Lawyer Hassan Jabareen, founder of the legal defence group Adalah, whose petition against the law has been pending for more than two years, described it nicely to me at the time: If hitherto Arab citizens could turn to the courts for help in fighting discrimination in the name of the law, from now on the legal system itself can validate apartheid, also in the name of the law. 

Confiscated land

A 30 November article in Haaretz proves just how correct Jabareen’s point was, as the Krayot Magistrate’s Court recently cited the nation-state law as grounds to reject a petition from Arab children in Karmiel seeking reimbursement for their bus fares to Arab schools outside the town, since there are no Arab schools in Karmiel.

“Karmiel, a Jewish city, was founded to strengthen Jewish settlement in the Galilee,” Senior Registrar Yaniv Luzon wrote in his decision. “Establishing an Arabic-language school … [and] funding school transportation for Arab students, for anyone who needs it anywhere, could change the demographic balance of the city and damage its character.”   

It might be worth noting the founding circumstances of the “Jewish city” of Karmiel, whose character the chief registrar is so concerned about: Karmiel was established in 1964 on land confiscated from surrounding Arab villages.

Karmiel is one of more than 700 communities the state has built for the Jewish population since Israel’s founding, compared with none built for the Arab population – apart from a few towns in the Negev designed for the orderly resettlement of Bedouins whose lands the state coveted.

Though the two populations have grown at a similar rate since 1948, the apartheid land-use policy, which confiscates land from one population to build towns for the other, has so constricted Arab towns geographically that many of their residents have been forced to find housing in nearby Jewish towns.

But apartheid is unhappy with that too, apparently. It does not want Arabs in Jewish towns, and it also does not want to let them live on their own lands, separately.

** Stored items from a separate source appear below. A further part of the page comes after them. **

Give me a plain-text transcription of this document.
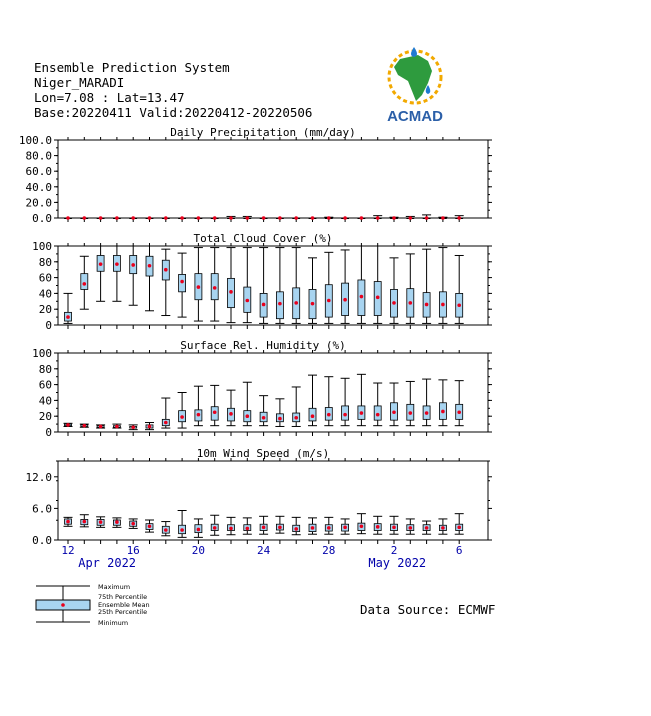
Ensemble Prediction System
Niger_MARADI
Lon=7.08 : Lat=13.47
Base:20220411 Valid:20220412-20220506	ACMAD
Daily Precipitation (mm/day)
0.0
20.0
40.0
60.0
80.0
100.0
Total Cloud Cover (%)
0
20
40
60
80
100
Surface Rel. Humidity (%)
0
20
40
60
80
100
10m Wind Speed (m/s)
0.0
6.0
12.0
12	16	20	24	28	2	6
Apr 2022	May 2022
Maximum
75th Percentile
Ensemble Mean
25th Percentile
Minimum
Data Source: ECMWF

On the one hand, outright theft; on the other, a sense of superiority and racial purity.

‘Equal rights as individuals’

Back in the day, when the nation-state law was brought before the Knesset, its initiator, Avi Dichter, made the following appeal to Arab citizens: “You will be able to live as a national minority among us and enjoy equal rights as individuals, but not equality as a national minority.” 

Now, Senior Registrar Luzon clarifies, based on the nation-state law, even “living among us” is not a real option, because maintaining Jewish demographic superiority is an explicit goal of the law itself. That is, even if theoretically the Arab residents of Karmiel were prepared to send their children to the city’s Jewish schools – where they would be exposed to racist, militaristic indoctrination that, among other things, normalises the occupation – that would not be a solution. Their very presence in the city is unwanted, and fighting against it is considered legitimate and lawful.

The person who ought to have been battling for the rights of these students who petitioned the court for help is Education Minister Yoav Galant, who voted in favour of the nation-state law. Given the court’s decision, it is worth noting again the deception in the distinction made by Dichter between individual rights and national rights for Palestinian citizens. 

Has the massive confiscation of land belonging to Arab citizens been done on an individual or a national basis? Is the discrimination against Arab students carried out on an individual or a national basis? Is abandoning the security of Arab citizens and ignoring their victimisation by organised crime an individual or a national trend? Is preventing Arab families from making their homes in Jewish towns via residential screening committees happening on an individual or a national basis? 

Just one service was accomplished by the nation-state law for the public discourse in Israel, and that was tearing the mask away from all these manipulative and false distinctions.

Persecuting Palestinian identity

The children of Karmiel did not petition the court to allow them to wave a Palestinian flag or sing the Palestinian anthem in the city’s streets. They petitioned for the right to live in their city and study at a school where their language is spoken, and where they will not be viewed as inferior citizens. The court made it clear that their Palestinian identity makes them inferior and unwanted; that their very existence is a threat, by law.

The country’s Arab citizens are persecuted for wanting to be who they are. Their Palestinian identity is what makes them, in the eyes of the Zionist government, less than fully reliable citizens. The intra-Zionist argument is only about limits to their rights, which are never material and are always conditional.

True, institutional and racist discrimination against Arab citizens of Israel existed even before the nation-state law. But with its passage, the parliament of Israel proudly proclaimed the legitimacy of the state’s apartheid foundations. Apartheid became the law of the land.

Although many petitions against the nation-state law are still pending, the experience of more than seven decades proves that the Israeli legal establishment is an integral part of the system of Jewish superiority. It is the gatekeeper. In that sense, Luzon has simply done what is expected of him.

Orly Noy is a journalist and a political activist based in Jerusalem.